Wie es sich für einen Alpauftrieb gehört, treiben die jungen «Hirten» (oft mit Pelerinen und Stock ausgestattet) die «Kühe» (die glockentragende Kinderschar mit blauen Bauernblusen und roten Zipfelmützen, geschmückt mit handgefertigten Papier- oder Seidenblumen), während der «Senn» (der älteste Schüler des Dorfs) die Gruppe überblickt und anführt. Macht er halt und sammelt sie um sich, wird der Senn zum Dirigenten: Zunächst ertönt aus hellen Kinderkehlen das berühmteste Chalandamarz-Lied von Otto Barblan über den Auszug der Kühe, Schafe und Ziegen aus ihren dunklen Ställen in den hellen Frühling, gefolgt von weiterem Liedgut aus der rätoromanischen Chalandamarz-Tradition. In einigen Gemeinden kann man dabei die prächtige Engadiner Tracht bewundern, die von den ältesten Mädchen getragen wird, wenn sie als «Herrinnen» von den Zuschauern kleine Geldspenden einsammeln.
«Erster März, erster April, lasst die Kühe aus dem Stall. Die Kühe gehen mit den Kälbern, die Mutterschafe mit den Lämmern, die Ziegen mit den Zicklein, die Hühner legen Eier. Der Schnee verschwindet, und das Gras wächst. Gebt ihr uns etwas, so segne euch Gott, und wenn ihr uns nichts gebt, so fresse auch der Wolf!» (Chalandamarzlied, Komponist: Otto Barblan)
Nicht nur am 1. März selbst stehen die jungen Darsteller im Rampenlicht, auch in der Vorbereitungszeit spielen sie die Hauptrollen, denn die Hauptorganisation dieses wichtigen Tages liegt ganz bei ihnen! Wer spielt welche Rolle? Woher bekomme ich eine Glocke? Wer die grösste Glocke tragen will - seit dem «Schellen-Ursli» weiss die Welt: Dies ist das erklärte Ziel einer jeden «Kuh»! -, muss sich etwas einfallen lassen, und die Papierblumen («Rösas») werden ebenfalls selbst gebastelt.

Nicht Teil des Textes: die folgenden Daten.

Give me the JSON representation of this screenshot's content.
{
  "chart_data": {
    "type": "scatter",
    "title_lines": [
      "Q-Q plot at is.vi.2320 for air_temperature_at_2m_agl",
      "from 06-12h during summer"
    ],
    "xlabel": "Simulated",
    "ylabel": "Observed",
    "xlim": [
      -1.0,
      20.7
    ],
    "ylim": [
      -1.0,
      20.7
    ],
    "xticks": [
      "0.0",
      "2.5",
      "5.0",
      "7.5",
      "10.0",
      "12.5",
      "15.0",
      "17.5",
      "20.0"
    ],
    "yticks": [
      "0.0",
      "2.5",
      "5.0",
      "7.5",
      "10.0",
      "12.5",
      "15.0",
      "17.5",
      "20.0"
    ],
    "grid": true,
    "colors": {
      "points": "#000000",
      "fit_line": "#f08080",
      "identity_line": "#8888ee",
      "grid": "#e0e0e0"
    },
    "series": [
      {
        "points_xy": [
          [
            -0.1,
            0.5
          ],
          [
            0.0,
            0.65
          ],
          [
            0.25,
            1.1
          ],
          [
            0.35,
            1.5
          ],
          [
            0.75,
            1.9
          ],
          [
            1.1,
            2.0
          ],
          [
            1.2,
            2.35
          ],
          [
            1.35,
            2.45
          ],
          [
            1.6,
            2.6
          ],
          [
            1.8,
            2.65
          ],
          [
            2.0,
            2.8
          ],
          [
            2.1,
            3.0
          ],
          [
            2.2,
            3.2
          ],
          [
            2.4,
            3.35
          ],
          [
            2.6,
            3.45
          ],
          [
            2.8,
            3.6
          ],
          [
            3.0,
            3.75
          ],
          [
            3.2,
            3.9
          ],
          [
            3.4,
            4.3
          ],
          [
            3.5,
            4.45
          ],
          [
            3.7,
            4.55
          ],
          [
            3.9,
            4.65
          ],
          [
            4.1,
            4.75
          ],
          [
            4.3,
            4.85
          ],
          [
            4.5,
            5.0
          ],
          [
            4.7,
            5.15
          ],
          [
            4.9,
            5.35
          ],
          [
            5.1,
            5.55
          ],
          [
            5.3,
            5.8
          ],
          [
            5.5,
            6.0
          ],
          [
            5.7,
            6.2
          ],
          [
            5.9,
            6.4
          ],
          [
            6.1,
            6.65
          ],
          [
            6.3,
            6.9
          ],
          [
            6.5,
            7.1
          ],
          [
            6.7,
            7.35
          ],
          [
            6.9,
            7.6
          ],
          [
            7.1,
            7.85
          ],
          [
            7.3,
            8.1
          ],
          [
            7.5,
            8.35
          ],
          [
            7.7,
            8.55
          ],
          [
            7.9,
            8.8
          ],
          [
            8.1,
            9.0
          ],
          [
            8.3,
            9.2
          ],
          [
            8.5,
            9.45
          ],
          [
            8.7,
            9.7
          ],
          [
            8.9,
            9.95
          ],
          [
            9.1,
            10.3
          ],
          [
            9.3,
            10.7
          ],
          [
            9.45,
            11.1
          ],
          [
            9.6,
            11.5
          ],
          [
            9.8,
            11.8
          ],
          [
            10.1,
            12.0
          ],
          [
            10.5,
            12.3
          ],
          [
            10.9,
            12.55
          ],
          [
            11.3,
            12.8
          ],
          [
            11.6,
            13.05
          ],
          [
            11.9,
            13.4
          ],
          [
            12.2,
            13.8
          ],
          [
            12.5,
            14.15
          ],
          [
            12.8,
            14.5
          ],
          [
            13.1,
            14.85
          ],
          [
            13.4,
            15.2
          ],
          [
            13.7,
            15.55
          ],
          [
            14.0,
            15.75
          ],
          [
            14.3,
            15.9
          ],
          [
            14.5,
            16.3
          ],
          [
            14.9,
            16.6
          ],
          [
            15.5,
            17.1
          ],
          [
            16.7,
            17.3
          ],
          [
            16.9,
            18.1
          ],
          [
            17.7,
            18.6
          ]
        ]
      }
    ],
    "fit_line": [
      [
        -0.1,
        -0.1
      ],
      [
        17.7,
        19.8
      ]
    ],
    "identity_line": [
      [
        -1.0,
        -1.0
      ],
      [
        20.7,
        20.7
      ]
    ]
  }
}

Die Erwachsenen, denen bei diesem Spektakel administrative Aufgaben oder das reichliche Bewirten der hungrigen Kinderschar zukommen, sind beim «Chalandamarz» stolze und fröhliche Zuschauer, wenn durch die Gassen ihres Dorfs die Glocken klingen, Peitschen knallen, die alten Lieder ertönen - und der Frühling endlich einzieht.